Memórias de uma escola pública que virou um restaurante

Texto: Mateus Farias

Imagem: Google Imagens

Quando os portões se abriam, percebia-se um grande pátio com algumas salas e um corredor no qual existia uma portinhola que o separava do pátio. Em cada sala era possível ver alunos aguardando ansiosamente seus professores. Esse é o cenário montado na memória pela ex-diretora Cândida Rodrigues, de 70 anos. A escola Dom Pedro II, no bairro Bacuri, em Imperatriz (MA), oferecia os três turnos. As séries contemplavam o ensino fundamental completo, do 1º ao 9º ano, e à noite havia a turma de Ensino de Jovens e Adultos (EJA).

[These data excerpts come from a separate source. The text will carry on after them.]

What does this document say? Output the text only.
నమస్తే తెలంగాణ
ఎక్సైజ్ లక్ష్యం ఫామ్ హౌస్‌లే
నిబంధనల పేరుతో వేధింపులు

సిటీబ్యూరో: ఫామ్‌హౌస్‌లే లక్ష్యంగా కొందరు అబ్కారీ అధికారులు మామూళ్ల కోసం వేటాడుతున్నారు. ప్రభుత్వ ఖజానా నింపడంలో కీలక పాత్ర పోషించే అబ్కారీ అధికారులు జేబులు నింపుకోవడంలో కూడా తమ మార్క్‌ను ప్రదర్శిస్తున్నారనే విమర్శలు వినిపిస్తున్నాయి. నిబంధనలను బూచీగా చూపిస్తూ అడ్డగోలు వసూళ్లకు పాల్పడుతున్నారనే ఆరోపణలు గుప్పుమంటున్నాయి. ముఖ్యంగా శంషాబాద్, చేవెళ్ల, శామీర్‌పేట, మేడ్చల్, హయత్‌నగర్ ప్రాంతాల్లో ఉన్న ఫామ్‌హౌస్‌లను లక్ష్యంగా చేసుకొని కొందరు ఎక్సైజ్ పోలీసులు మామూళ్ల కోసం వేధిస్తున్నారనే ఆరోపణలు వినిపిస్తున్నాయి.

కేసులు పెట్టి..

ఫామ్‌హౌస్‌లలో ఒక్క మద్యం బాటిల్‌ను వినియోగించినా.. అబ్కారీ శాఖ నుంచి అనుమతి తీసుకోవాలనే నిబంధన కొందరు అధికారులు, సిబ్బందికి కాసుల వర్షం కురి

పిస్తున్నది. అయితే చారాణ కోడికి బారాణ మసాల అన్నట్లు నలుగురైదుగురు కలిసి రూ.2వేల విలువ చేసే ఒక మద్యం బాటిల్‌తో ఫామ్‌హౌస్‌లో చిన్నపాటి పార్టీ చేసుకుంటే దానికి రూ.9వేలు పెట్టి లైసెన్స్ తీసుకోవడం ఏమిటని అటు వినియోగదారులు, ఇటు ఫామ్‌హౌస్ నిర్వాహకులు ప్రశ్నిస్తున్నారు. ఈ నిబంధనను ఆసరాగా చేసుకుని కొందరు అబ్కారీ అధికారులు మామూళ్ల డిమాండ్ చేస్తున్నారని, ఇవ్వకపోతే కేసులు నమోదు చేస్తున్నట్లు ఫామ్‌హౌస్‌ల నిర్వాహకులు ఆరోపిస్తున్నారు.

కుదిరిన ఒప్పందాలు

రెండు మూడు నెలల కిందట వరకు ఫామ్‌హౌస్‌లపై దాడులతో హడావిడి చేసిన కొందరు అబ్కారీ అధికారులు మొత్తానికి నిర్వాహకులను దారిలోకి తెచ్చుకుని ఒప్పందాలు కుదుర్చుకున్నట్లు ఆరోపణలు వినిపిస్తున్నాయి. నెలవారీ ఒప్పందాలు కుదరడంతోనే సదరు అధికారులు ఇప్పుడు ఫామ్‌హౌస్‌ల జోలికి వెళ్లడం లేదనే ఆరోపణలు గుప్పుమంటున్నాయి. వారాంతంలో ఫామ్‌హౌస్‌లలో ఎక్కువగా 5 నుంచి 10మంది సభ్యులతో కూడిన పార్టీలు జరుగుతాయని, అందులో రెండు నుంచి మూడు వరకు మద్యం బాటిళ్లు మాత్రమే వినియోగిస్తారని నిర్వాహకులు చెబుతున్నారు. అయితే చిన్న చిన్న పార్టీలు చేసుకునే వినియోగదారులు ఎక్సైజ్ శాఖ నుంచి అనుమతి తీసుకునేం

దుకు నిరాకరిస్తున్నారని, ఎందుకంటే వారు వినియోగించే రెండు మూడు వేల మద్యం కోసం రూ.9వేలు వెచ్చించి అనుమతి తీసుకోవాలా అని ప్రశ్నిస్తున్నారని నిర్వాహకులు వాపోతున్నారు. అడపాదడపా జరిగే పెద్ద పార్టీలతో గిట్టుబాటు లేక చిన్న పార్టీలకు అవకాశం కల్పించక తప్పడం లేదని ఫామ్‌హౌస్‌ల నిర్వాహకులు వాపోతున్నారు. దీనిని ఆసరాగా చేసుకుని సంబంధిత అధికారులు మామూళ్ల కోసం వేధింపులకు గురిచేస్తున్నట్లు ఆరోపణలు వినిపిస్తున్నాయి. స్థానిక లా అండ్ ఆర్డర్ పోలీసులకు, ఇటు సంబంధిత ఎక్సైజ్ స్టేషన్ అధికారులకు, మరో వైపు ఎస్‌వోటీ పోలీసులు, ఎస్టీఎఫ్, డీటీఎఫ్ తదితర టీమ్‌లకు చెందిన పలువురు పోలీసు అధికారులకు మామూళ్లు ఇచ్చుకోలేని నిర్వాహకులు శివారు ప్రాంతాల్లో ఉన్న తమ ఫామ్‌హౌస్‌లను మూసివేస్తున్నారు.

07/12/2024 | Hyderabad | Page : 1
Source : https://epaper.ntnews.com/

Mas agora são apenas lembranças para quem frequentava a escola, pois o fim que a construção teve foi se tornar um ponto comercial alugado. O colégio foi fechado em 2017 por uma questão de logística da secretaria Municipal de Educação de Imperatriz e hoje, no seu lugar, funcionam restaurantes e quitinetes.

A escola inicialmente era particular, em 1992. Mas após um contrato com a prefeitura de Imperatriz se tornou pública, em 1996. A partir de um convênio, o colégio funcionou desta data até o final de 2017. Esse tipo de parceria é uma antiga forma de contrato exercida durante a gestão do então prefeito Ildon Marques, na qual o Município alugava prédios particulares para funcionar como um ponto público. “Como na época a rede não tinha estrutura própria, foram feitos esses contratos de alugar prédios privados”, explica a assessora de projetos da Secretaria Municipal de Educação (Semed), Kaylla Pacheco.

Escola ficava na esquina das ruas Ubirajara com a Dom Pedro II

A assessora complementa que a escola recebia uma verba de aluguel da prefeitura para a manutenção do prédio, como era especificado em contrato. Em contrapartida, a ex-diretora Cândida Rodrigues afirma que o dinheiro não era destinado à manutenção. “Nenhuma lata, nenhum litro de tinta, nunca recebi. Isso aí eu faço questão de gravar”. Ela prossegue dizendo que a verba existia, mas não não era específica para as reformas da escola.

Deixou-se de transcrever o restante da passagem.